A new report from CNN reveals that the Cambridge Analytica breach was pulling more than just the information people offered voluntarily on their profiles. The app, which Facebook granted permission for, was mining tons of data from our "likes," which, according to a 2013 study conducted by data scientists, could be used "automatically and accurately to predict a range of highly sensitive personal attributes."
It's freaky enough when we're casually browsing retail sites and then switch over to Facebook or Instagram to find targeted ads for the exact pair of shoes we were just checking out. But this latest revelation reveals an even more unsettling reality. Turns out this algorithm is able to predict race with 95 percent accuracy, gender with 93 percent accuracy, sexual orientation with 88 percent accuracy, and political affiliation with 85 percent accuracy.
Additional research published by data scientist Michal Kosinski revealed that with 10 likes on Facebook, the program knows you better than a colleague; with 70 likes, it knows you better than a friend or roommate; 150 likes, better than a family member; and with 300 likes, data mined from your likes allegedly knows you better than your own spouse.
"If you're leaving digital breadcrumbs online and living a digital life, as all of us are, you're constantly giving data points. Our smartphones, our computers, our email, the big companies—Amazon, Google, Facebook—they're collecting data on us every single step of the way," Timothy Summers, director of innovation, entrepreneurship and engagement at the University of Maryland's College of Information Studies, told CNN.
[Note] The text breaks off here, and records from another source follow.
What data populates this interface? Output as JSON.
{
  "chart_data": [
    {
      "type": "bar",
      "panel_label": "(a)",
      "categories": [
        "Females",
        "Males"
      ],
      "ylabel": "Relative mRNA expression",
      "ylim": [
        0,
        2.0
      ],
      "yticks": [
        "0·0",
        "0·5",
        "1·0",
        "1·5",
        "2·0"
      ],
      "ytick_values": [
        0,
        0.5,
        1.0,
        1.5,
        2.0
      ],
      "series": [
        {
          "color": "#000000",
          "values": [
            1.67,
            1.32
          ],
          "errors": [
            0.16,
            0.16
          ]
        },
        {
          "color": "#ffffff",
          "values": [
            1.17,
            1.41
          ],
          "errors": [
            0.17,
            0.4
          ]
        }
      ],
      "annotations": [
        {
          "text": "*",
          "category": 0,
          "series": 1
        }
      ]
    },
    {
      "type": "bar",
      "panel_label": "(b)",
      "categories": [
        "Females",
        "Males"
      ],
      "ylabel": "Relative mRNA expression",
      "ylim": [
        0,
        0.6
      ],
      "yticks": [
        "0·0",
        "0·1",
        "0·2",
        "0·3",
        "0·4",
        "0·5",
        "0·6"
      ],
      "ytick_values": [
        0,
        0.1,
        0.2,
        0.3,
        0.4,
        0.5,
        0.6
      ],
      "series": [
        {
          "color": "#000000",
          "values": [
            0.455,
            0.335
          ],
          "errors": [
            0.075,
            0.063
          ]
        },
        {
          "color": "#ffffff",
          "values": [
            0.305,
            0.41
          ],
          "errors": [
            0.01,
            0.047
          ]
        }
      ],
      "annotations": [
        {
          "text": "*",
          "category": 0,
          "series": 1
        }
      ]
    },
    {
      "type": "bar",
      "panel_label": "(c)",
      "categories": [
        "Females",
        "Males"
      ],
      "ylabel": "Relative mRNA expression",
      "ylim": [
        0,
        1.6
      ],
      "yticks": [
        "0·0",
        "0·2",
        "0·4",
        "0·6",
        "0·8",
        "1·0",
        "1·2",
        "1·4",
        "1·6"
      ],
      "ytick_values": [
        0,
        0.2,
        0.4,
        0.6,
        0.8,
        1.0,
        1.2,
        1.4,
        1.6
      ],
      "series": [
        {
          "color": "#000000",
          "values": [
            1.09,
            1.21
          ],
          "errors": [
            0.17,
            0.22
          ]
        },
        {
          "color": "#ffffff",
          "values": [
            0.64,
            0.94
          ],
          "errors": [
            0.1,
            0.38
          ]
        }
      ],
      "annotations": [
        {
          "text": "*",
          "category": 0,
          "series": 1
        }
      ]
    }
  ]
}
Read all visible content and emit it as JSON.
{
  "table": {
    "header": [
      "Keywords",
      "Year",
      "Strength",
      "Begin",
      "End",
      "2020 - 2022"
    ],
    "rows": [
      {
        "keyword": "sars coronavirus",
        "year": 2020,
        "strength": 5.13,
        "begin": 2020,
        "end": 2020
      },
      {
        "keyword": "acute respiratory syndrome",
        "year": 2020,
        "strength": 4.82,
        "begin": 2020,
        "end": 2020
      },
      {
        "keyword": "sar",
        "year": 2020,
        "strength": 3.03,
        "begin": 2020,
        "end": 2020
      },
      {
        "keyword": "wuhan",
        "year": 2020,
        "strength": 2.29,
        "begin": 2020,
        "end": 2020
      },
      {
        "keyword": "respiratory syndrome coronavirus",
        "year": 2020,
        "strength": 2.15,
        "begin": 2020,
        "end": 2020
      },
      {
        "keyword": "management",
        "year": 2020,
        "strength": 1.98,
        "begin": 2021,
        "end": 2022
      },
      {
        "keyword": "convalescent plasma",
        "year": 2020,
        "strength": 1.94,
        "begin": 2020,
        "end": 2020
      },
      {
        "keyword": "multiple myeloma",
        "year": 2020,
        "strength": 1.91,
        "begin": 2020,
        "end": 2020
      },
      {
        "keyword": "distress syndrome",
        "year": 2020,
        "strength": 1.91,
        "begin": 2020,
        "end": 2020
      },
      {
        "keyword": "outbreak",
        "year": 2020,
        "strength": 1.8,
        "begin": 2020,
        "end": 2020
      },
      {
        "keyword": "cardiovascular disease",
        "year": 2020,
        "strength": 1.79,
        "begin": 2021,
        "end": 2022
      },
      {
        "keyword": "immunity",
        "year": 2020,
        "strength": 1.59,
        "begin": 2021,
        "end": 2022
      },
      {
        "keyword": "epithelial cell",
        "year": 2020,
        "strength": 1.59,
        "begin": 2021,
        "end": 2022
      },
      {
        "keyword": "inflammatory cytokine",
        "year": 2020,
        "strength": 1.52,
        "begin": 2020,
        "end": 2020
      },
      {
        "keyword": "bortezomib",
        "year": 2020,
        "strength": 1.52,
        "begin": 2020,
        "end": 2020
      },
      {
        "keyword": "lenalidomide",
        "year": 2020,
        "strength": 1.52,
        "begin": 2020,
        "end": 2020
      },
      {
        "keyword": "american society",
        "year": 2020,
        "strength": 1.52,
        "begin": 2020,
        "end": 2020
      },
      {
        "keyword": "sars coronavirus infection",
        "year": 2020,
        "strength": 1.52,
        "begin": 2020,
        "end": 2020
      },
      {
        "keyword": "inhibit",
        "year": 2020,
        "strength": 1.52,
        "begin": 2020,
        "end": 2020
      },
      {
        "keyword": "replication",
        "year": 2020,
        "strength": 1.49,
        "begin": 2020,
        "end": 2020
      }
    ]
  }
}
While this may not be all that surprising to most of us at this point, what's unsettling is how deeply and intelligently data programs can then use this information to paint such a frighteningly accurate picture of our true personalities. While we can joke that with each day we are creeping closer and closer to living in a real life Black Mirror episode, this latest research proves that our dystopian digital futures are closer than we think.